There are a few important aspects here:
  • It could be that these huge offsets correspond to marginally detected objects only, where SExtractor found an initial set of pixels in the detection image, but in one of several of the analysis images the objects is too faint for a centroid measurement. So, the windowed centroids end up anywhere.
  • If the flux is determined only from the pixels found in the detection image without considering an updated centroid (this is how AUTO and DETMODEL fluxes should do it), then this is basically forced photometry, and no real problem occurs. Fluxes are OK, only single-filter positions would be off. If, on the other hand the flux is measured at the new (measured) centroid, then things will get nasty. MODEL magnitudes could be affected by this problem, but we don't know what centroids are used for each of the filters (they are not stored in the DB).
  • Given that we detection image is an riz coadd, any single filter (even r,i,z) might have a drop-out at the location of the riz-detected object. This means that the coadd table should store the centroid of the riz image as the "official" coordinates of the object to maintain consistency. We do not think this is done because there is no detection catalog stored anywhere. Instead, Eli mentioned that the final centroid coordinate could come from the i-band image only.

Update

Eli asked a good question, which is whether position offsets we're seeing are actually affecting the magnitude measurements. To test this, I cut to objects with g- and i-band magnitudes both brighter than 22.5 (none of these should be marginal detections). The plot below shows the joint magnitude-offset distribution of objects in this category.
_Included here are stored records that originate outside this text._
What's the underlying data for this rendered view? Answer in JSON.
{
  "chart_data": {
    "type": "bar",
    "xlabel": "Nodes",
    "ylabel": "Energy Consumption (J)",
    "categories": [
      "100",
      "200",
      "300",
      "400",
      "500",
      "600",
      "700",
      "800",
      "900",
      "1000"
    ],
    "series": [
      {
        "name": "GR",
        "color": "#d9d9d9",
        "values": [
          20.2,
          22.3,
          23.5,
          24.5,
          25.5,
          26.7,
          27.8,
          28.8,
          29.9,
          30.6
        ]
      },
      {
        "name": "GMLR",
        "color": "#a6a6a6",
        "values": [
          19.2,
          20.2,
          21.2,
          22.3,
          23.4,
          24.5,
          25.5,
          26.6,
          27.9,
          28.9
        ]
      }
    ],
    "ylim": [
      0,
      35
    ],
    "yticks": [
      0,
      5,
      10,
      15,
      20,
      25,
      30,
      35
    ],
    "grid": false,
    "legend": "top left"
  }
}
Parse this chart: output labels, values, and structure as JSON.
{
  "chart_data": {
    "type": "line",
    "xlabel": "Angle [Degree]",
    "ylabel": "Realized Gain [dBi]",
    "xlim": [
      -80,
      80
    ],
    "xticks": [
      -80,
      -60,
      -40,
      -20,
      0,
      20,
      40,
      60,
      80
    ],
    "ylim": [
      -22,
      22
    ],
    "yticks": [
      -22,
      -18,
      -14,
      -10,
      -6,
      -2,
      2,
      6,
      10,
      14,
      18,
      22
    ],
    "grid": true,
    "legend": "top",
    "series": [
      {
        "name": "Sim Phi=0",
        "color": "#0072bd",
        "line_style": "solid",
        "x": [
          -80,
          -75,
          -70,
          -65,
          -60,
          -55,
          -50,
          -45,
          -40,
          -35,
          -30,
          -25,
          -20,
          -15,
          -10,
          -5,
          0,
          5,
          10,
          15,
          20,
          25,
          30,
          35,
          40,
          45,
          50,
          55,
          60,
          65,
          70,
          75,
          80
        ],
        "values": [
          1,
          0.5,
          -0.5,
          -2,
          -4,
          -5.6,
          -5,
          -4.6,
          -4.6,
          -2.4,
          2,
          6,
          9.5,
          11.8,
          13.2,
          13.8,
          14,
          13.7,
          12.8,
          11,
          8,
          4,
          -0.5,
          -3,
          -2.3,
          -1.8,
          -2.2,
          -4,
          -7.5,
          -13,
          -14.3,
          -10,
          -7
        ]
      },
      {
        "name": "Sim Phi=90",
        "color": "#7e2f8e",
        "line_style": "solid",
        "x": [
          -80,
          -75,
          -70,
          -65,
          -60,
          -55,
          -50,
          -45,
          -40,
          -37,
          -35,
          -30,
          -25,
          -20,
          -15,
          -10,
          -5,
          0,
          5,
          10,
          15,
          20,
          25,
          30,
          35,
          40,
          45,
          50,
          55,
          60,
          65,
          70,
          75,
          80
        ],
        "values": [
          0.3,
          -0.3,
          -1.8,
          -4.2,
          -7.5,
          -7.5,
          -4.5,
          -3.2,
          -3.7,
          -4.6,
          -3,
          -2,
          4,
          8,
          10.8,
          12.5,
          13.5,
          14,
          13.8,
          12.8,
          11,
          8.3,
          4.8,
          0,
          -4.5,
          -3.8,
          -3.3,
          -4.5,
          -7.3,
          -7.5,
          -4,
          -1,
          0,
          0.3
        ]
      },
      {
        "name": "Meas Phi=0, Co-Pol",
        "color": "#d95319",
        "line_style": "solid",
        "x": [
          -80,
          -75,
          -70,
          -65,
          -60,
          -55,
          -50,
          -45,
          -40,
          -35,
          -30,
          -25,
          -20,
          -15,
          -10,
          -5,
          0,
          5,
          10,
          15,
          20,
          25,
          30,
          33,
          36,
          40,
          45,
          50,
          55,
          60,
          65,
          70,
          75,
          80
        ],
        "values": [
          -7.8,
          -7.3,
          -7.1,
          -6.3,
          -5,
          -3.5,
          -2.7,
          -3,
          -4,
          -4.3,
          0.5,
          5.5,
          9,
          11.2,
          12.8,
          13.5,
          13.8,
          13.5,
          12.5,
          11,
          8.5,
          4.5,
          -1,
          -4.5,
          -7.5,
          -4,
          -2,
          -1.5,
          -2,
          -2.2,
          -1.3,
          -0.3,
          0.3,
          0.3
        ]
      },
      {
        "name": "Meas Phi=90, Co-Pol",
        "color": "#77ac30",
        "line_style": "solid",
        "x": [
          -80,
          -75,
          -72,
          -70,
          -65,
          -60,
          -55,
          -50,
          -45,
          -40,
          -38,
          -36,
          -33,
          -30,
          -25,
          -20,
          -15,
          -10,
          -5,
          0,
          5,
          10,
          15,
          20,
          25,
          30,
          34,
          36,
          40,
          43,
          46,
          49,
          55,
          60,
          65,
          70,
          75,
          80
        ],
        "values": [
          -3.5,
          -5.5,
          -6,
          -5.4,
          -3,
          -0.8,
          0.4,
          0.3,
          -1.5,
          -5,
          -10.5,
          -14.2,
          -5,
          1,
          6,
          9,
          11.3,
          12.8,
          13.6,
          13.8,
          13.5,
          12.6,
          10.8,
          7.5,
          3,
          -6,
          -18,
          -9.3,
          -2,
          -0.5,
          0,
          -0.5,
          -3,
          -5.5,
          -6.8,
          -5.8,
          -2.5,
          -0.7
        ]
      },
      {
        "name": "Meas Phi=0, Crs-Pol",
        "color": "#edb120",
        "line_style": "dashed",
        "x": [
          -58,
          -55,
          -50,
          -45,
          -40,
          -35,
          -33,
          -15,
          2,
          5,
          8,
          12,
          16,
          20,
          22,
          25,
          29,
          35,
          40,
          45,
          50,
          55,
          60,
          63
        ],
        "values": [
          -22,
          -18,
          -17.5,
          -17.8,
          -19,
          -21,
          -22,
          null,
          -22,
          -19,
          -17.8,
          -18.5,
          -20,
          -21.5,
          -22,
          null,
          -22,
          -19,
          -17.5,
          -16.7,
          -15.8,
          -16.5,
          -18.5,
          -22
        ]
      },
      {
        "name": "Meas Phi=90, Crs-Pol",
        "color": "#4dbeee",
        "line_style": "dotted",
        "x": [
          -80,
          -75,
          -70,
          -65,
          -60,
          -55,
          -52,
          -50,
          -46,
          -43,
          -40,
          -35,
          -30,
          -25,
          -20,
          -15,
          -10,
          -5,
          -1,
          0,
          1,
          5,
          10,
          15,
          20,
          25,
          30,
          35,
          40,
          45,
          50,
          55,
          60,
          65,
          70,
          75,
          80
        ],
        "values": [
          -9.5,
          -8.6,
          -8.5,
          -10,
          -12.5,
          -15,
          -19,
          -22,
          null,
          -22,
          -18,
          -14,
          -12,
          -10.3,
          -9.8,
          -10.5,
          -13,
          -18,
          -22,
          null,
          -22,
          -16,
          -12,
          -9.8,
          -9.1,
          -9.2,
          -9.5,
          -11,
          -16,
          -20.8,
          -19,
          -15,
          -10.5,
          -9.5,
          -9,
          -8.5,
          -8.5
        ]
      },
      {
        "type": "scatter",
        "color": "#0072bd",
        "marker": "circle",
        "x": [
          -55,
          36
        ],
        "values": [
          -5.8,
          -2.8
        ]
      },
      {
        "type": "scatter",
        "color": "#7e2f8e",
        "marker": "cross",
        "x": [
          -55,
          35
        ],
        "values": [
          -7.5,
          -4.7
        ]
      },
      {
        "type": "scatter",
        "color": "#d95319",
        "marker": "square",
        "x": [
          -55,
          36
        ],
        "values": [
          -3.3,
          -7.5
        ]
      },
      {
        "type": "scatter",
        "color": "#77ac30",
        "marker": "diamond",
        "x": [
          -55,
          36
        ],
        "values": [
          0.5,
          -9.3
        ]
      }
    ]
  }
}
magnitude-vs-offset for r<22.5 & g<22.5

Note that the tail to very high offsets persists.

position offset coded by magnitude errors

comparison of populations of fragmented and offset objects
Comparison of i-band distributions of objects with fragmented segmentation masks, and objects with large (>1") g-r offsets. This is from the OSU SVA1 coadds, which are processed in a similar, but not identical, manner to the DESDM catalogs.

--the top two panels show (measured - truth) for i- and g-band Balrog galaxies as a function of the difference in position between the input and output positions in those bands.
--The bottom two panels here show the same thing, but normalizing each magnitude difference by the measurement error reported for that object.

We're only using objects with flags=0 in both the g and i bands. And the color scaling in each histogram is logorithmic.


It would appear that, for objects with very large g- and i-band position problems, SExtractor is doing a good job of warning us that the photometry is bad; as Eli suggested yesterday, the photometry for these guys is more or less fine, as long as you take the reported errors seriously.

However, objects with position offsets in the 0.1-1" range seem to have dangerously large photometry errors. And there's a population of things with exceptionally well-measured positions (0.01-0.1" offsets) whose magnitude errors are drastically under-estimated. Peter suggests that these may be objects that fall across mask boundaries (but are somehow not flagged).


Here we excluded all Balrog objects inserted within 2" of a known DES source in either band. This removes most of the aforementioned issues, which suggests they're a blending problem; however, since we've already excluded objects flagged as blends, this suggests that there's a significant contaminant population of stealth blends, extending to very bright magnitudes.

Finally, we looked at what happens when you limit yourself to things with input magnitudes g<23. and r<23:

Here again, there's a (small) tail of heavily over-estimated magnitudes for position offsets of ~1". This histogram is much less well-populated, though, so I'm not sure if this is actually a smaller fraction of the total population.

The Balrog tables are in the database, if anyone wants to look at them; there are probably some plots you'd like to see that I haven't included.